It’s a lovely image, though. Imagine strolling out and having the author of The Trial drift by to advise you on the soup of the day. Which might turn out to be some burned cous-cous.

Kafka and Diamant met in July 1923, in the Baltic seaside resort of Müritz. She was working there, supervising a summer camp. He was having tuberculosis. He spent a lot of time in those wicker beach chairs which are an enviable feature of the Baltic coast. They fell in love. When the summer was over, they moved into a small series of lodgings in Berlin. Diamant taught Kafka Hebrew and this is when they rhapsodised over opening a restaurant.[1]

In April 1924, Diamant accompanied Kafka to the sanatorium in Kierling where doctors made a last-ditch attempt at restoring him to health. She was with him he died.

Baltic

The Baltic coast (with swan)

Although Kafka had told Diamant, as he had Max Brod, to burn all his writings, she didn’t. She held onto around 20 notebooks and 35 letters that Kafka had written to her, which we only know about because she had to come clean to Max Brod when they vanished. How did they vanish? Like many other manuscripts do: bureaucracy.

After Kafka’s death, Diamant studied acting and joined a theatre company where she met Berta Lask, a communist playwright. Diamant threw herself somewhat into the spirit of the times: joining the Communist Party, changing her surname to Dymant, and marrying Bertha’s son, Ludwig (also called Lutz) Lask in June 1932. Happy though the newlyweds might have been, other forces in Germany at the time were not quite so well disposed to either Jews or communists — and the newly-minted Dymant-Lask was both.

In April 1933, the Gestapo raided the apartment where the Dymant-Lasks lived.They took away “every scrap of paper they could lay their hands on,” according to Kafka’s biographer Ernst Pawel.[2] Off went the notebooks and the letters. The disconsolate Dora confessed to Max Brod what had happened. Brod mobilised the Czech writer Camill Hoffmann, then working as a cultural attaché in the Berlin diplomatic corps, to see if he could help. However, the Gestapo told Hoffmann that they already had mountains and mountains of paper and the chances of finding a few notebooks were vanishingly small.

In the 1950s, Brod had another go. He asked a Kafka scholar, Klaus Wagenbach,  to just go to the police in Berlin and ask for the documents back. Simple.

According to Wagenbach, the helpful chief of police told them that the army had probably taken the papers east for safekeeping during the bombardment of Berlin.

East.

Silesia? Warsaw? Moscow? Where?

Those papers have not been found.

People are still looking. San Diego State University operates a Kafka Project which conducts the international search for Kafka’s writings. While his letters to Diamant are officially the property of the Kafka estate, the idea that they may unofficially end up in the hands of someone else cannot be discounted.

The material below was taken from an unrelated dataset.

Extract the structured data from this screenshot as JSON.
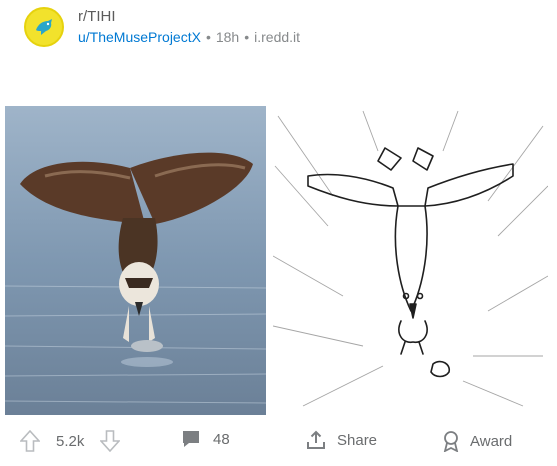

The letters to Dora Diamant are not the only letters Franz Kafka wrote to a young lady. Felice Bauer — to whom he was engaged, twice — kept the 500 or so letters he had written to her. In 1955, needing the money, Bauer sold the letters to Schocken Books. At auction at Sotheby’s in 1987, Shocken Books sold the letters again for $605,000. They went to a “European private collector” and disappeared from public view.

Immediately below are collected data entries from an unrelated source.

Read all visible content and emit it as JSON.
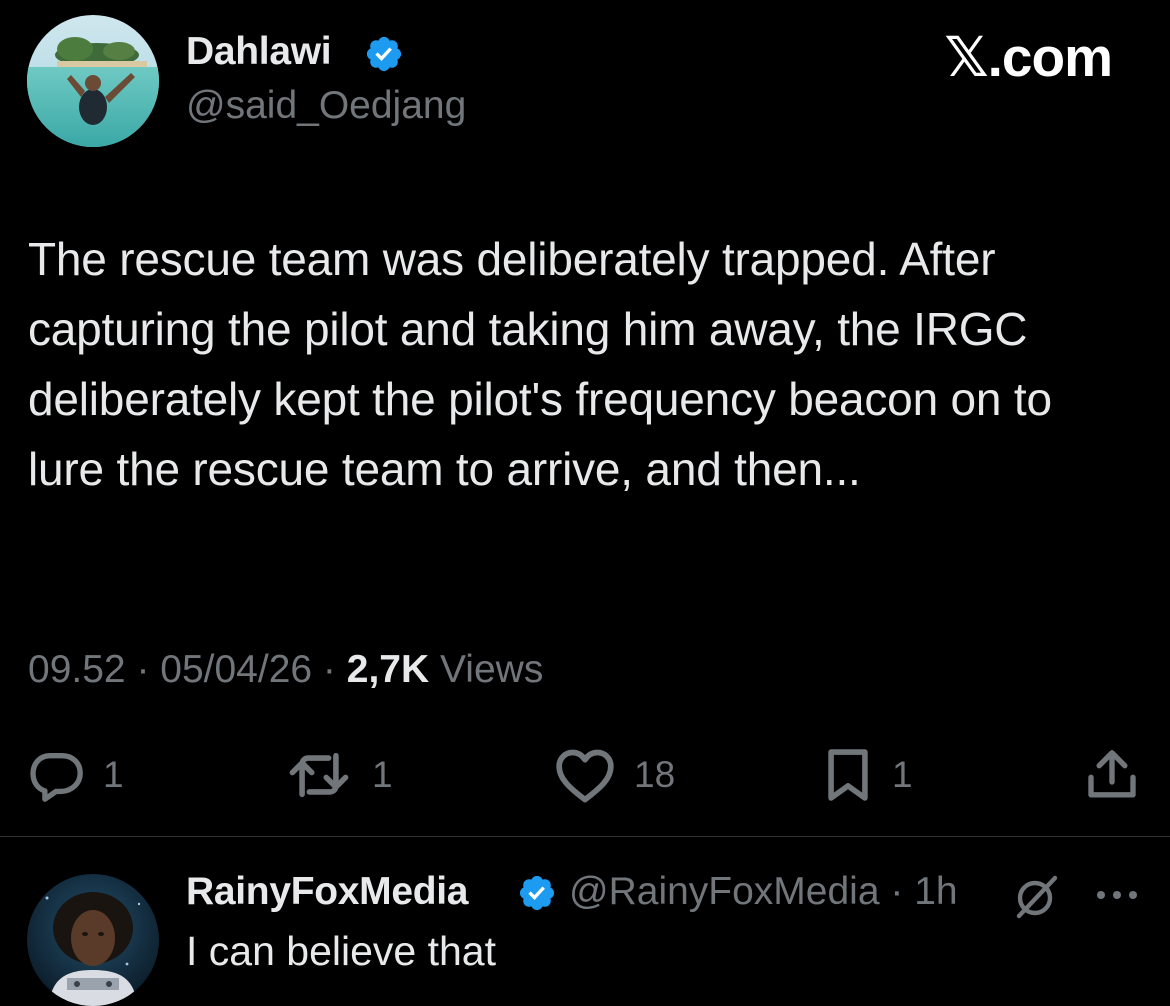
{
  "tweet": {
    "author": {
      "display_name": "Dahlawi",
      "handle": "@said_Oedjang",
      "verified": true
    },
    "site_mark": "𝕏.com",
    "text": "The rescue team was deliberately trapped. After capturing the pilot and taking him away, the IRGC deliberately kept the pilot's frequency beacon on to lure the rescue team to arrive, and then...",
    "meta": {
      "time": "09.52",
      "separator": " · ",
      "date": "05/04/26",
      "views_count": "2,7K",
      "views_label": " Views"
    },
    "actions": {
      "reply_count": "1",
      "retweet_count": "1",
      "like_count": "18",
      "bookmark_count": "1"
    }
  },
  "reply": {
    "display_name": "RainyFoxMedia",
    "verified": true,
    "handle_time": "@RainyFoxMedia · 1h",
    "text": "I can believe that"
  },
  "colors": {
    "background": "#000000",
    "primary_text": "#e7e9ea",
    "secondary_text": "#71767b",
    "verified_blue": "#1d9bf0",
    "divider": "#2f3336"
  },
  "icons": {
    "verified": "verified-badge-icon",
    "reply": "reply-icon",
    "retweet": "retweet-icon",
    "like": "heart-icon",
    "bookmark": "bookmark-icon",
    "share": "share-icon",
    "grok": "grok-icon",
    "more": "more-icon"
  }
}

Dora Diamant went on to live an interesting life. She fled with her daughter from the Nazis first to Russia, then to England, an upright nation which promptly deported them both to the Isle of Man as enemy aliens.

She never wanted to or could forget Kafka

She named her daughter, after all, Franziska Marianne.

1 Back up JP Hodin: “Memories of Franz Kafka”; Horizon, January 1948 pp26 – 45. Accessible at: http://www.unz.org/Pub/Horizon-1948jan-00026

2 Back up Ernst Pawel (1984): The Nightmare of Reason, Farrar Straus & Giroux.